Artificial truth

The more you see, the less you believe.

[archives] [latest] | [homepage] | [atom/rss]

Paper notes: Breaking the x86 ISA
Sun 01 October 2017 — download

The paper Christopher Domas (that wrote the movfuscator, REpsych and cantor dust) is about the exhaustive exploration of the x86 ISA (Instruction Set Architecture) using page-fault and guided fuzzing.

Fuzzing

The set of every possible x86 instruction is too large to be exhausted by pure brute-force (instructions from 1 to 15 bytes long, so 1329227995784915872903807060280344576 possibilities), so to achieve exhaustive coverage, the following approach is used, on a 15 bytes buffer, initially filled with 0:

  1. Execute the instruction in the buffer, and observe its effective length
  2. The byte at the end of the instruction is incremented,
  3. Repeat the process with the resulting new instruction,
  4. In case of a change of the length or an exception, the incrementation will start from the new end.
  5. If the increment reaches 256, the incrementation moves to the previous byte.

For example, for 0…0 the observed length is 2, so the next instruction to be executed will be 010…0.

This approach skips less significant portions of the instruction, such as immediate value or displacements

Measuring the length of the instruction

Using the trap instruction and comparing eip doesn't work for instructions that are generating exceptions, since they do not execute.

A more reliable way to measure the length of the instruction is to place the first byte of the instruction on an executable page, and the rest of it in a non-executable one. If a page fault occur during fetching, the processor trigger an exception, and the address of the page boundary is reported in a register, allowing to iteratively find the size of the instruction (either until there is not exception, or if the reported address isn't the boundary). Valid and invalid instructions can be told apart because the later will raise an UD (invalid opcode) exception upon execution.
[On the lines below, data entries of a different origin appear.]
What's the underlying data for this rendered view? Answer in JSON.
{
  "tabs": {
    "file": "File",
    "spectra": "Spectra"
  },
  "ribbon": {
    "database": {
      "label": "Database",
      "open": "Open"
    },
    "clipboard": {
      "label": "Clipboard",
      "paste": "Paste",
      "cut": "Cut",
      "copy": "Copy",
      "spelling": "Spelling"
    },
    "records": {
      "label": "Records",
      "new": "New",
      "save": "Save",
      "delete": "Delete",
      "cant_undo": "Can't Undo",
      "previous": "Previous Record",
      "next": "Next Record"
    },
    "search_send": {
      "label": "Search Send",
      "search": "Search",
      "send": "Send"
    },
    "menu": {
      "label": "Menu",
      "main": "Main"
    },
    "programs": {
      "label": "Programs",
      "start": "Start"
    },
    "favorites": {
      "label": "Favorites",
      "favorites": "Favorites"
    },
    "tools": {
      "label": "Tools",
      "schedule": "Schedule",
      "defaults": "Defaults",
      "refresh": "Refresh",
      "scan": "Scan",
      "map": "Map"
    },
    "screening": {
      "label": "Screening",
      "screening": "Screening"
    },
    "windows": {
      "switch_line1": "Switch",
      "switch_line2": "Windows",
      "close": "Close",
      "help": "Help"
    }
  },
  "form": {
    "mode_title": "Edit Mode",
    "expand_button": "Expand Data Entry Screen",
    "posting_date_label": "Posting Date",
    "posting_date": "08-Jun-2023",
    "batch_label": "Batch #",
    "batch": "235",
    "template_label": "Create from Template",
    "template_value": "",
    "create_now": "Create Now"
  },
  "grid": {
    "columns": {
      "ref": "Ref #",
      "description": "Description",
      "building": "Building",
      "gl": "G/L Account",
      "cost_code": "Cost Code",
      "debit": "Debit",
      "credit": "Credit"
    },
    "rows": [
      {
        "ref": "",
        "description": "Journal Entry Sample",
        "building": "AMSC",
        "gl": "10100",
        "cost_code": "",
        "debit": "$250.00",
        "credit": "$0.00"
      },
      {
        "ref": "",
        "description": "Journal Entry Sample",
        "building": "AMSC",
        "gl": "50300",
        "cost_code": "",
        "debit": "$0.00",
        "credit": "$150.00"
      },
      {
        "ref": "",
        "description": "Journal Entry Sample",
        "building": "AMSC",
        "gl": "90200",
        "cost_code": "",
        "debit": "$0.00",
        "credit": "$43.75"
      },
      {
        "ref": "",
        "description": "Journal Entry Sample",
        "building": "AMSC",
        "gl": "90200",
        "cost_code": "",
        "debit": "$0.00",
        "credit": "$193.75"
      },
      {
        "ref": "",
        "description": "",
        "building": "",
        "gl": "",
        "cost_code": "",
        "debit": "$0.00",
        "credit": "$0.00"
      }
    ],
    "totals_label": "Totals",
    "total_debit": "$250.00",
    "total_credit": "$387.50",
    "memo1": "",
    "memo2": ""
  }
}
Privileged ones will raise a GP one.

To prevent self-corruption, the process is running in ring 3, with every register set to zero and every possible exception hooked. A side-effect of vastly ignoring different immediate values (like inc [0x0804a10c]) is that this reduces the odds of corruption, since there is nothing mapped at low level addresses.

To find interesting instructions, the length of the instruction is compared with the length of the one decoded by capstone.

Results

  • QEMU, IDA, Objdump, capstone, VS, … are getting some instructions wrong, allowing to hide malicious code from the disassembly listing since it's interpreted wrongly.
  • The tool (called sandsifter) rediscovered the famous lock cmpxchg8b eax bug
  • Disparities were found against AMD an Intel processors
  • An halt and catch fire instruction that could be triggered from ring3 was found in an unnamed processor

As usual with decent research paper, the code related to the publication is openly available and documented (local mirror, 2017-09-13).